Cubanfoodla - Ten Popularny Oceny Wina I Opinie, Idea Unikalnych Receptur, Informacje O Połączeniach Zakresu Wiadomości I Przydatnych Przewodników.

Wydarzenia,

Na scenie w Vinisud 2010

Jako recenzent wszystkich win Langwedocji-Roussillon dla Entuzjastów Wina, moim obowiązkiem było wskoczyć do AirFrance i udać się w tym tygodniu do Montpellier na wielki pokaz win w okolicy, Vinisud. W 2010 r. Po raz dziewiąty wystąpił Vinisud, ogromna, międzynarodowa wystawa śródziemnomorskich win i alkoholi, w której w ciągu trzech dni spodziewanych jest udział ponad 1600 wystawców i ponad 33 000 profesjonalnych gości. Zakres oferty śródziemnomorskiej jest rozległy, z winami z regionu Langwedocja-Roussillon (Sud de France), a także z Doliny Rodanu, Prowansji, Korsyki, południowo-zachodniej Francji, Włoch, Hiszpanii, Tunezji, Libanu, Portugalii, Malty , Maroko i Algierii.

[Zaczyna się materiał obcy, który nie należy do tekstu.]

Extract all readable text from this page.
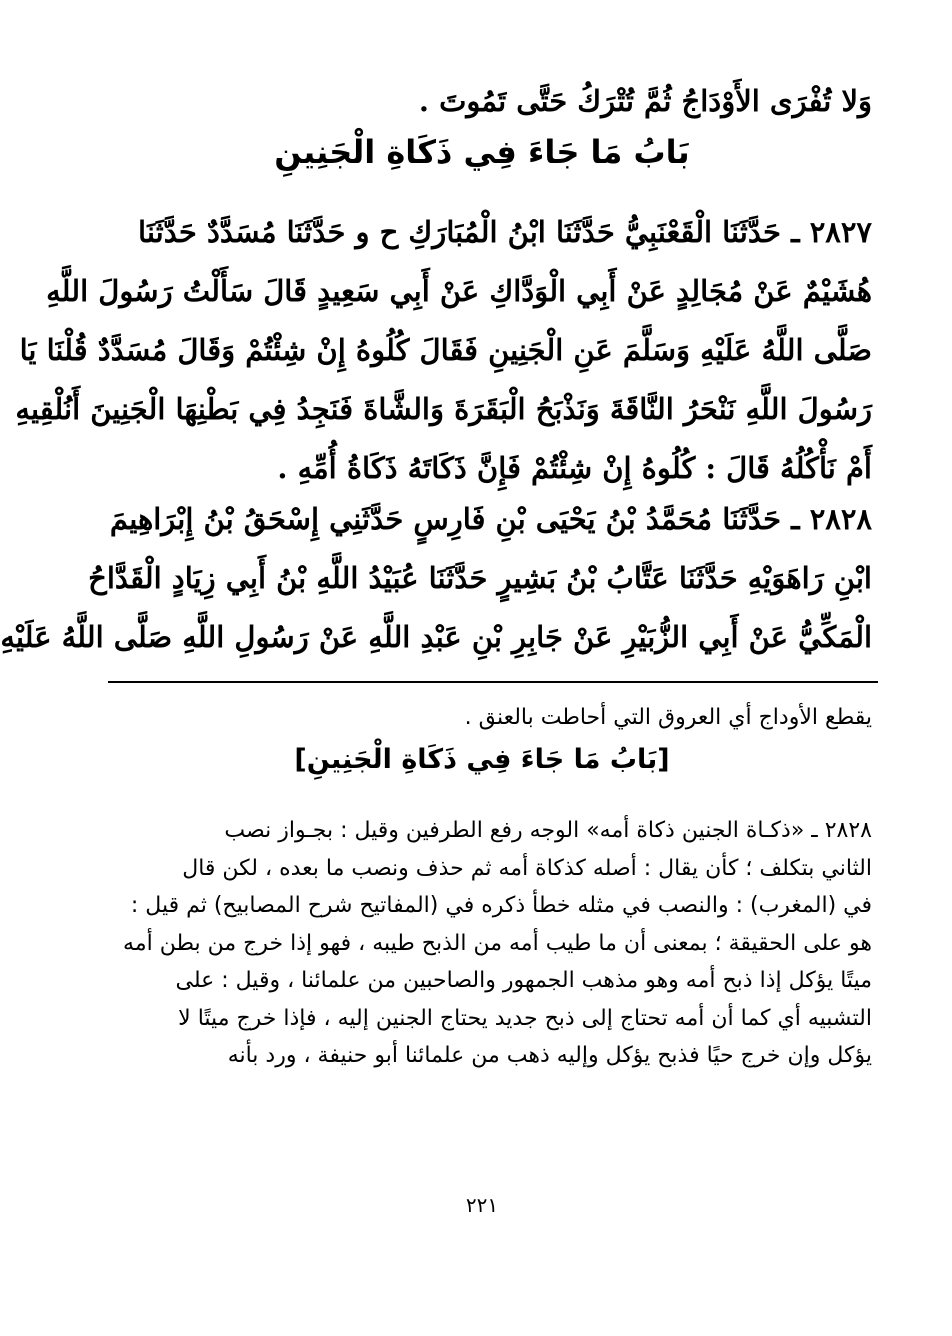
وَلا تُفْرَى الأَوْدَاجُ ثُمَّ تُتْرَكُ حَتَّى تَمُوتَ .
بَابُ مَا جَاءَ فِي ذَكَاةِ الْجَنِينِ
٢٨٢٧ ـ حَدَّثَنَا الْقَعْنَبِيُّ حَدَّثَنَا ابْنُ الْمُبَارَكِ ح و حَدَّثَنَا مُسَدَّدٌ حَدَّثَنَا
هُشَيْمٌ عَنْ مُجَالِدٍ عَنْ أَبِي الْوَدَّاكِ عَنْ أَبِي سَعِيدٍ قَالَ سَأَلْتُ رَسُولَ اللَّهِ
صَلَّى اللَّهُ عَلَيْهِ وَسَلَّمَ عَنِ الْجَنِينِ فَقَالَ كُلُوهُ إِنْ شِئْتُمْ وَقَالَ مُسَدَّدٌ قُلْنَا يَا
رَسُولَ اللَّهِ نَنْحَرُ النَّاقَةَ وَنَذْبَحُ الْبَقَرَةَ وَالشَّاةَ فَنَجِدُ فِي بَطْنِهَا الْجَنِينَ أَنُلْقِيهِ
أَمْ نَأْكُلُهُ قَالَ : كُلُوهُ إِنْ شِئْتُمْ فَإِنَّ ذَكَاتَهُ ذَكَاةُ أُمِّهِ .
٢٨٢٨ ـ حَدَّثَنَا مُحَمَّدُ بْنُ يَحْيَى بْنِ فَارِسٍ حَدَّثَنِي إِسْحَقُ بْنُ إِبْرَاهِيمَ
ابْنِ رَاهَوَيْهِ حَدَّثَنَا عَتَّابُ بْنُ بَشِيرٍ حَدَّثَنَا عُبَيْدُ اللَّهِ بْنُ أَبِي زِيَادٍ الْقَدَّاحُ
الْمَكِّيُّ عَنْ أَبِي الزُّبَيْرِ عَنْ جَابِرِ بْنِ عَبْدِ اللَّهِ عَنْ رَسُولِ اللَّهِ صَلَّى اللَّهُ عَلَيْهِ
يقطع الأوداج أي العروق التي أحاطت بالعنق .
[بَابُ مَا جَاءَ فِي ذَكَاةِ الْجَنِينِ]
٢٨٢٨ ـ «ذكـاة الجنين ذكاة أمه» الوجه رفع الطرفين وقيل : بجـواز نصب
الثاني بتكلف ؛ كأن يقال : أصله كذكاة أمه ثم حذف ونصب ما بعده ، لكن قال
في (المغرب) : والنصب في مثله خطأ ذكره في (المفاتيح شرح المصابيح) ثم قيل :
هو على الحقيقة ؛ بمعنى أن ما طيب أمه من الذبح طيبه ، فهو إذا خرج من بطن أمه
ميتًا يؤكل إذا ذبح أمه وهو مذهب الجمهور والصاحبين من علمائنا ، وقيل : على
التشبيه أي كما أن أمه تحتاج إلى ذبح جديد يحتاج الجنين إليه ، فإذا خرج ميتًا لا
يؤكل وإن خرج حيًا فذبح يؤكل وإليه ذهب من علمائنا أبو حنيفة ، ورد بأنه
٢٢١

Ale najpierw, po przybyciu do Montpellier w sobotę rano, udałem się odwiedzić Neasę i Laurent Miquel. Dołączyłem do nich w ich nowej organicznej posiadłości, Auzines . Kiedy dotarli do Les Auzines, mając wystarczająco dużo czasu, aby zmieszać niektóre z rocznika 2008, ich pierwszym prawdziwym, praktycznym rocznikiem będzie 2009, który pięknie się prezentował. Podczas naszego lunchu złożonego z dzików i aligotów złowionych na osiedlu skosztowaliśmy kilku win Laurent Miquel, w tym Verité Viognier z 2007 roku, również wspaniale pokazującego się, oraz Saga Pegot Faugères z 2006 roku, która wciąż wykazuje dużą głębię i obiecuje dojrzewanie.

Następnie udałem się do Zamek Boutenac na degustację Cru Boutenac. W 2005 r. W Corbières utworzono nową apelację, aby wyrazić uznanie dla surowych wytycznych i ograniczeń nałożonych na zarządzanie winnicami i produkcję win na tym konkretnym obszarze, Corbières-Boutenac. Wina są eleganckie i świeże, produkowane tradycyjnymi technikami, ale dają bardzo nowoczesny efekt. Dominują w nich żywe, soczyste smaki, ale wykazują głębię i złożoność wśród owoców, ponieważ wszystkie winogrona Carignan zbierane są wyłącznie ręcznie (zapewniając, że winogrona pozostaną całe, aby zachęcić do maceracji węglanowej).

Jednak przy różnych wrażeniach z winiarstwa, technikach starzenia i zabiegach na dębie, nie wszystko, co wychodzi z Boutenac, jest bombą owocową gotową do wypicia. Doskonałymi przykładami nie-bomb są wina z Château Grand Moulin, Château Maylandie’s Villa Ferrae, Cellier des Demoiselles’s Messaline i Château Ollieux Romanis’s Cuvée Or, ogromne, soczyste czerwone wino o intensywnych, czerwonych jagodach i obfitej porcji prażonego dębu. Wszystkie były pyszne i niezmiernie satysfakcjonujące, więc byłem rozczarowany, gdy dowiedziałem się, że nie wszyscy są obecnie importowani do Stanów. (Wyślij e-mail do wytwórni win w celu uzyskania informacji o dystrybucji i dostępności).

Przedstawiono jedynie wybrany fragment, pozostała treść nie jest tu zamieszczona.